I will google and get back to you.
 
Having paps?

Gardasil has, thus far, shown a low to nothing effectiveness against cervical cancer. At best, it's 17-20% effective for mildish neoplasisa. And it goes to hell after that point.

The reason effectiveness against cervical cancer has not been established for Gardasil is because a study has not been performed that would be able to demonstrate a difference. This is quite different from actually performing a study looking at cervical cancer and finding no difference.

The progression from HPV infection to CIN grades 1-3 to carcinoma in situ to cervical cancer is well-established. Also well-established is that treatment at an earlier stage prevents progression to any of the later stages. This makes it reasonable to start by looking at whether or not any differences can be demonstrated in the earlier part of the process, especially when your final outcome is uncommon or rare.

If you wish to demonstrate whether a difference exists, a rough rule of thumb is that you need 50 events in your control group in order to have an 80% chance of detecting a significant difference (for p < 0.05 as the test of significance). This is demonstrated in the FUTURE I study, where there were an impressive-sounding six times as many cases of carcinoma in situ in the non-vaccinated group, but the real numbers were 1 and 6 leading to a p-value right on the line for statistical significance.

A study to demonstrate reduction in cervical cancer would probably require about 50,000 participants, and the evidence of benefit is too overwhelming for it to pass ethical consideration.

That reductions in the CIN grade I group account for the efficacy of the vaccine is to be expected. It is prevention of the primary disease, rather than modification of pre-existing disease, that leads to the benefit. The higher grade lesions that occurred in the vaccinated group would be expected to represent pre-existing disease in the early months or first year of the study. And this is confirmed by the graphs which demonstrate that the cumulative incidence of higher grade lesions plateaued in the vaccinated group after 18 to 24 months, whereas they kept rising in the non-vaccinated group (when looking at lesions due to vaccine serotypes).

Just a technical note about drawing causal inferences (in respect to you comments about the vaccine "causing" disease worsening or increased serotype prevalence). Causal inferences can reasonably be drawn from experimental data for those variables on which the groups were randomized or for overwhelming non-experimental data.
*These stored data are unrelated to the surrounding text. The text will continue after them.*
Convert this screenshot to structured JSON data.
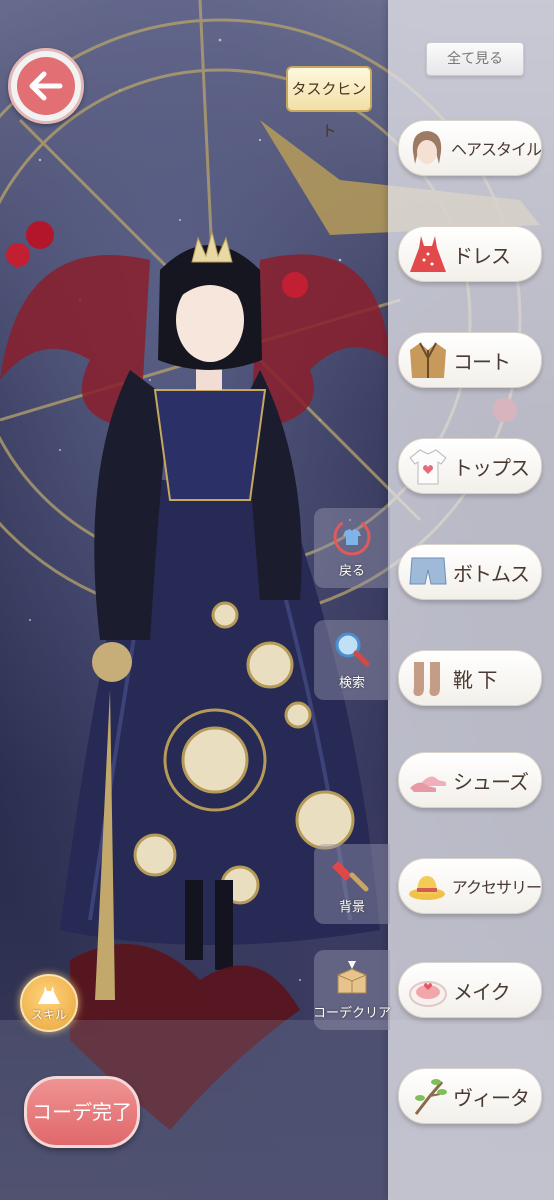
{
  "back_button": {
    "icon": "arrow-left-icon"
  },
  "task_hint": {
    "label": "タスクヒント"
  },
  "view_all": {
    "label": "全て見る"
  },
  "categories": [
    {
      "label": "ヘアスタイル",
      "icon": "hair-icon"
    },
    {
      "label": "ドレス",
      "icon": "dress-icon"
    },
    {
      "label": "コート",
      "icon": "coat-icon"
    },
    {
      "label": "トップス",
      "icon": "tshirt-icon"
    },
    {
      "label": "ボトムス",
      "icon": "shorts-icon"
    },
    {
      "label": "靴 下",
      "icon": "socks-icon"
    },
    {
      "label": "シューズ",
      "icon": "heels-icon"
    },
    {
      "label": "アクセサリー",
      "icon": "hat-icon"
    },
    {
      "label": "メイク",
      "icon": "compact-icon"
    },
    {
      "label": "ヴィータ",
      "icon": "branch-icon"
    }
  ],
  "tools": {
    "undo": "戻る",
    "search": "検索",
    "background": "背景",
    "clear": "コーデクリア"
  },
  "skill": {
    "label": "スキル"
  },
  "finish": {
    "label": "コーデ完了"
  },
  "colors": {
    "accent": "#e26f73",
    "gold": "#c8a860",
    "panel": "#e1e1e8",
    "label_text": "#4a3a33"
  }
}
It is not reasonable to draw causal inferences from tiny, non-significant patterns found by the a posteriori sifting through a large pile of data not subject to randomization on the relevant characteristic, simply because they are likely to be spurious. However, while under most circumstances, the patterns you referred to would be ignored (like the finding that Libras and Geminis did not benefit from aspirin in the ISIS-2 study), because in this case they would be important if present, it is arguably reasonable to include the ability to study this question in further research on this vaccine (at least for the shifting serotypes question).

Linda
 
Last edited:
<snip>

And this is confirmed by the graphs which demonstrate that the cumulative incidence of higher grade lesions plateaued in the placebo group after 18 to 24 months, whereas they kept rising in the non-vaccinated group (when looking at lesions due to vaccine serotypes).

<snip>

Linda

:confused:

Shouldn't that be vaccinated group?
 
i know anecdotes dont make for evidence, but im habing a hard time believing you when i know the number of women that i do w/that problem. this problem causes biopsies to be taken, which is undeniably unpleasant...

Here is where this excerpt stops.